先述した地域包括支援センターやケアマネジャー(介護支援専門員)をはじめ、社内の産業カウンセラーや職場の上司、介護経験のある親族、友人などに相談することをおすすめする。また、今後の資金計画についてはファイナンシャルプランナーに相談するといいだろう。
急性の病気や重症患者の治療を行う「急性期病院」や病状が安定した患者が社会や日常生活の復帰に向けてリハビリなどを行う「回復期病院」での入院期間は、介護を行う側としては比較的時間の融通が利きやすい。
また、介護休業は通算で93日あるが、「自分が介護を行う期間」というよりは「今後、仕事と介護を両立するために体制を整えるための期間」として利用することをおすすめする。
Aさんも、介護休業を取得したのち職場と就業状況を調整し、介護サービスを利用しながら就業を継続。奥様の障害年金を申請し、住宅ローンの繰り上げ返済はせず手元に資金を残すなどの対策を講じていれば、介護破綻のリスクを回避することができたはずだ。
厚生労働省によると、2019年度の要介護(要支援)認定者数は約669万人となり、前年度に比べ約1.6%の増加となっている。40~64歳の第2号被保険者も約12.8万人発生している。
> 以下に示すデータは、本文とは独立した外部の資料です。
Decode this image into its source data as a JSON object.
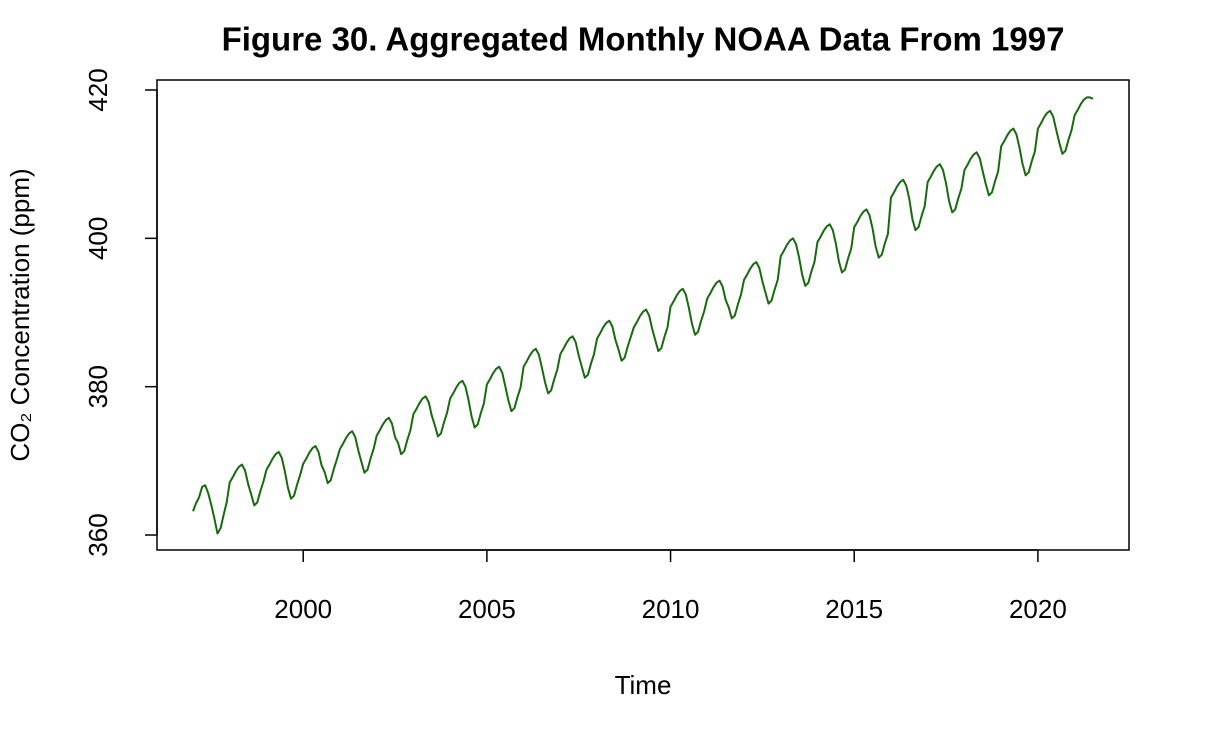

介護の問題は、つい考えるのを先延ばしにしがちだが、決して他人事ではなく、ある日突然直面するものだ。日々の生活費やお子様の教育費、住宅購入、老後資金の準備など考えなければいけないことは多いが、介護が必要になる前に家族で話し合うとともに、ファイナンシャルプランナーなど専門家の意見を参考にしながら備えていくことが必要である。